Weitester Wurf seit 2016

Dabei war sie selbst „ein bisschen überrascht“ darüber, wie weit es an diesem Abend hinausging. Das Training lief zwar gut, aber mit einer solchen Leistung hatte sie zu diesem frühen Zeitpunkt der Saison noch nicht gerechnet. Selbst draußen hatte sie seit dreieinhalb Jahren, seit der Qualifikation bei den Europameisterschaften 2016 in Amsterdam (Niederlande), nicht mehr so weit geworfen.

„In erster Linie ist es natürlich ein Show-Wettkampf“, sagt sie. „Aber wir werfen hier unter neutralen Bedingungen, ohne Windeinflüsse, deswegen sind die Weiten schon ernst zu nehmen. Ich habe mich zurückgemeldet und den anderen gezeigt, dass sie wieder mit mir rechnen können.“

Ausrufezeichen im Kampf um die Olympia-Tickets

In den vergangenen Jahren hatte die dreimalige EM-Bronzemedaillengewinnerin immer wieder mit Verletzungen zu kämpfen gehabt und ihr Potenzial deshalb selten ausgeschöpft. 2019 hatte sie sich im Trainingslager in Belek (Türkei) am Rücken verletzt und konnte deshalb erst bei den Deutschen Meisterschaften Anfang August in Berlin wieder ins Geschehen eingreifen. Die dortigen 63,22 Meter waren allerdings nicht genug, um noch das WM-Ticket für Doha (Katar) zu lösen.

„Das, was ich in den letzten Jahren gezeigt habe, war ganz sicher nicht mein Anspruch“, sagt sie. Das Ergebnis beim ISTAF Indoor war daher Balsam auf die geschundene Seele und ein deutliches Ausrufezeichen an die nationale Konkurrenz im Kampf um die drei Olympia-Plätze.
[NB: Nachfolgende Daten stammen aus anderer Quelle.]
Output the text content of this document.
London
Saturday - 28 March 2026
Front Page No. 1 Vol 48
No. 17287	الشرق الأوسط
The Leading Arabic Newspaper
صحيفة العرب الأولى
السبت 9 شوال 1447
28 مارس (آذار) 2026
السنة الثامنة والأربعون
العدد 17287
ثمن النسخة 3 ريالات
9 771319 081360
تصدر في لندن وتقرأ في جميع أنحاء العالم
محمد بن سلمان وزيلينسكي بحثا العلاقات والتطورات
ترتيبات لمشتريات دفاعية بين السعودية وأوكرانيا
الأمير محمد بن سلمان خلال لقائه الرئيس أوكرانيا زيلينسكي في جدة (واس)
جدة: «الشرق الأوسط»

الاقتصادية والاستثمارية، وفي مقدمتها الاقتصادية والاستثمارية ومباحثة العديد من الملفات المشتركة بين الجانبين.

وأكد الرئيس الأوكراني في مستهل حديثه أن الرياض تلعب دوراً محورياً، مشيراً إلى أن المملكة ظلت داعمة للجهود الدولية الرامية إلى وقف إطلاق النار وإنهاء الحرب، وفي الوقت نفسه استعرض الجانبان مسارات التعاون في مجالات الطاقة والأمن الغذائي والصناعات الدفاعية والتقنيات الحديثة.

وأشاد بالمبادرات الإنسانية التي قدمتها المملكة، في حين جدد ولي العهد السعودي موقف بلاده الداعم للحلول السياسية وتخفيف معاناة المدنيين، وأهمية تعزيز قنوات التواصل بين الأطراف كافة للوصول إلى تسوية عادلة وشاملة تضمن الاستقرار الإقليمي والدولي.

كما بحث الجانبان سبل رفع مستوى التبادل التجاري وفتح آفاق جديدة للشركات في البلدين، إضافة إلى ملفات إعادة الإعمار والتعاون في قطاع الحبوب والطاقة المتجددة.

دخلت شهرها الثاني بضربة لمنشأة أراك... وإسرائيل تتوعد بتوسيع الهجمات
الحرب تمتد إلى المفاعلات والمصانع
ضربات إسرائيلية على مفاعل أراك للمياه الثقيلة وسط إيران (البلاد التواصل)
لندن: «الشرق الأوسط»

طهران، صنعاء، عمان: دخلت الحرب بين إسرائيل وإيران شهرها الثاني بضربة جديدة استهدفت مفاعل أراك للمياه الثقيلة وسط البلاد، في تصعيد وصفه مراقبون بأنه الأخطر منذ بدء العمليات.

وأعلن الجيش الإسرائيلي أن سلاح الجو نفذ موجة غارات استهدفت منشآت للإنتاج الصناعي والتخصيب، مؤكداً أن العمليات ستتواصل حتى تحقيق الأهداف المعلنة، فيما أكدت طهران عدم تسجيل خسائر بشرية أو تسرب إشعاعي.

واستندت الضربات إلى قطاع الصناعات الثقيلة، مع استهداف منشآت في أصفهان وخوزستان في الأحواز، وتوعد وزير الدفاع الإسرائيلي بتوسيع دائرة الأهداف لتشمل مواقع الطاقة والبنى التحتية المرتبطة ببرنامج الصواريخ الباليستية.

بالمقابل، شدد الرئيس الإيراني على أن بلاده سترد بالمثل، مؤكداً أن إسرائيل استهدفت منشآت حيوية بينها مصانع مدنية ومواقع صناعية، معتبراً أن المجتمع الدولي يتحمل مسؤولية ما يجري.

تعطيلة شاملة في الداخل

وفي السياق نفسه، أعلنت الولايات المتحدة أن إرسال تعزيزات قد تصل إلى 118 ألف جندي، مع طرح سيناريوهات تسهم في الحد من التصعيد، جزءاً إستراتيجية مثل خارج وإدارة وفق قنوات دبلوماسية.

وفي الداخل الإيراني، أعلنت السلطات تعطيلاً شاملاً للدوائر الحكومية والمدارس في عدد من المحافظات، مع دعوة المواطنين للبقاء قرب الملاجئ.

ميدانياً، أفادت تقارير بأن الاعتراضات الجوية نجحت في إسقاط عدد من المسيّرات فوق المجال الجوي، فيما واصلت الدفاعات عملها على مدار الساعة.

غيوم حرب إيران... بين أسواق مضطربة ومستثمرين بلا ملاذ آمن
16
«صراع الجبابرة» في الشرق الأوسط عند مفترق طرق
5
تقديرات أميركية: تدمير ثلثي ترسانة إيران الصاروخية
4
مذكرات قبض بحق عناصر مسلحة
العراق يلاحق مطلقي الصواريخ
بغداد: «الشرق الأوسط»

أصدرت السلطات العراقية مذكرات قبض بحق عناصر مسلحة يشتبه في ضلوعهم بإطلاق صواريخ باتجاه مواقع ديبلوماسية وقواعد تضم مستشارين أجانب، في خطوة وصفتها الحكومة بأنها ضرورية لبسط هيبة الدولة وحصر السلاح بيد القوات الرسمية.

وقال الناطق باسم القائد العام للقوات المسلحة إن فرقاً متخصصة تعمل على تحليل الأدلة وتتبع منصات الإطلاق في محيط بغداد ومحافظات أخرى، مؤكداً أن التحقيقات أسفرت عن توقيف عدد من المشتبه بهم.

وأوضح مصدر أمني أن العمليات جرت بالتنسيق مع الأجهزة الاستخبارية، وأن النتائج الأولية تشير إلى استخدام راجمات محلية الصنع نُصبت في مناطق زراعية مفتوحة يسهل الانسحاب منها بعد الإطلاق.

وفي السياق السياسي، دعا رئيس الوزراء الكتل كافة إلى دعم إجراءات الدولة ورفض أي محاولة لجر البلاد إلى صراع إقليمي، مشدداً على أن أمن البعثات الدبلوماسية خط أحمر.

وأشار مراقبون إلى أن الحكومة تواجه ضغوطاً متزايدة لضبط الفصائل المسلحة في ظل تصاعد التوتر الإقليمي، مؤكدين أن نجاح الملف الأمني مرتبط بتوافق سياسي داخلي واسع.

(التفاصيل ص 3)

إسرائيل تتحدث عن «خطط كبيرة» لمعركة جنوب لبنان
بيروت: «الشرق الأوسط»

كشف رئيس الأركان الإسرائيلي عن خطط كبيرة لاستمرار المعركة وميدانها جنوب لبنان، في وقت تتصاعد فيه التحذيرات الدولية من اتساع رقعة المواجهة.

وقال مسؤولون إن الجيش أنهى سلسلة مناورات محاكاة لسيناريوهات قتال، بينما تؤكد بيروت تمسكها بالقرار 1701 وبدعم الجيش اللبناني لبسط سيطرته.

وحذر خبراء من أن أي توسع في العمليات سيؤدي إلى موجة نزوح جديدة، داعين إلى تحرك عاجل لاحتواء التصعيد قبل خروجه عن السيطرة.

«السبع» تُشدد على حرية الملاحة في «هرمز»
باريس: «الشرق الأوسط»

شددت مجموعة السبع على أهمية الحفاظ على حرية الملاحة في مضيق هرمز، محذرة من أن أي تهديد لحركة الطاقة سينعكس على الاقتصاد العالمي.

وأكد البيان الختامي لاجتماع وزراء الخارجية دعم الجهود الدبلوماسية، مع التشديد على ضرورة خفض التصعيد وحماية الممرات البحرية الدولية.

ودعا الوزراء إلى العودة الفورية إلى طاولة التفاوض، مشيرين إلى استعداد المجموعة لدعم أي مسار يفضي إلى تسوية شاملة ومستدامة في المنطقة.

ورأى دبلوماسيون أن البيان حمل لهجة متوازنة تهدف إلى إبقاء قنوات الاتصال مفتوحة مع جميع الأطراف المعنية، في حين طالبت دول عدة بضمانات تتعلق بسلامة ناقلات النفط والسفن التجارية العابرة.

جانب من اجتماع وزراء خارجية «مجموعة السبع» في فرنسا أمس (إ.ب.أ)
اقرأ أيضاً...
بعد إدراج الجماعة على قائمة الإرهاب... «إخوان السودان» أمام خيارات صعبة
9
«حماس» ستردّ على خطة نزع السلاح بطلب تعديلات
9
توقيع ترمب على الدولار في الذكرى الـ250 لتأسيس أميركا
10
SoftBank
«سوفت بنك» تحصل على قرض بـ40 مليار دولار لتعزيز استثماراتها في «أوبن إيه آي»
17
Dass die Qualifikation für die Spiele in Tokio (Japan) kein Selbstläufer wird, ist Shanice Craft wohl bewusst. Neben den letztjährigen WM-Starterinnen Kristin Pudenz (SC Potsdam), Nadine Müller (SV Halle) und Claudine Vita (SC Neubrandenburg) rechnen sich auch Anna Wierig (SC Magdeburg) und Marike Steinacker (TSV Bayer 04 Leverkusen) Chancen aus, ebenso die aus der Babypause zurückgekehrte Julia Harting (SCC Berlin). Doch Craft lässt sich davon nicht einschüchtern und schaut allein auf sich. „Mein Ziel ist es, gesund zu bleiben. Dann mache ich mir um den Rest keine Gedanken“, sagt sie.

Umzug nach Halle

Ins Olympiajahr geht die Deutsche Meisterin von 2014 und 2018 in neuem Umfeld. Seit einigen Wochen trainiert sie in der Trainingsgruppe von Bundestrainer René Sack in Halle (Saale), nachdem sie zuvor in Berlin von Marko Badura betreut worden war. „Neben privaten Gründen hat auch der Wunsch, bei mir zu trainieren, Shanice nach Halle geführt“, hatte Sack Anfang Januar gegenüber dem Naumburger Tagblatt erklärt.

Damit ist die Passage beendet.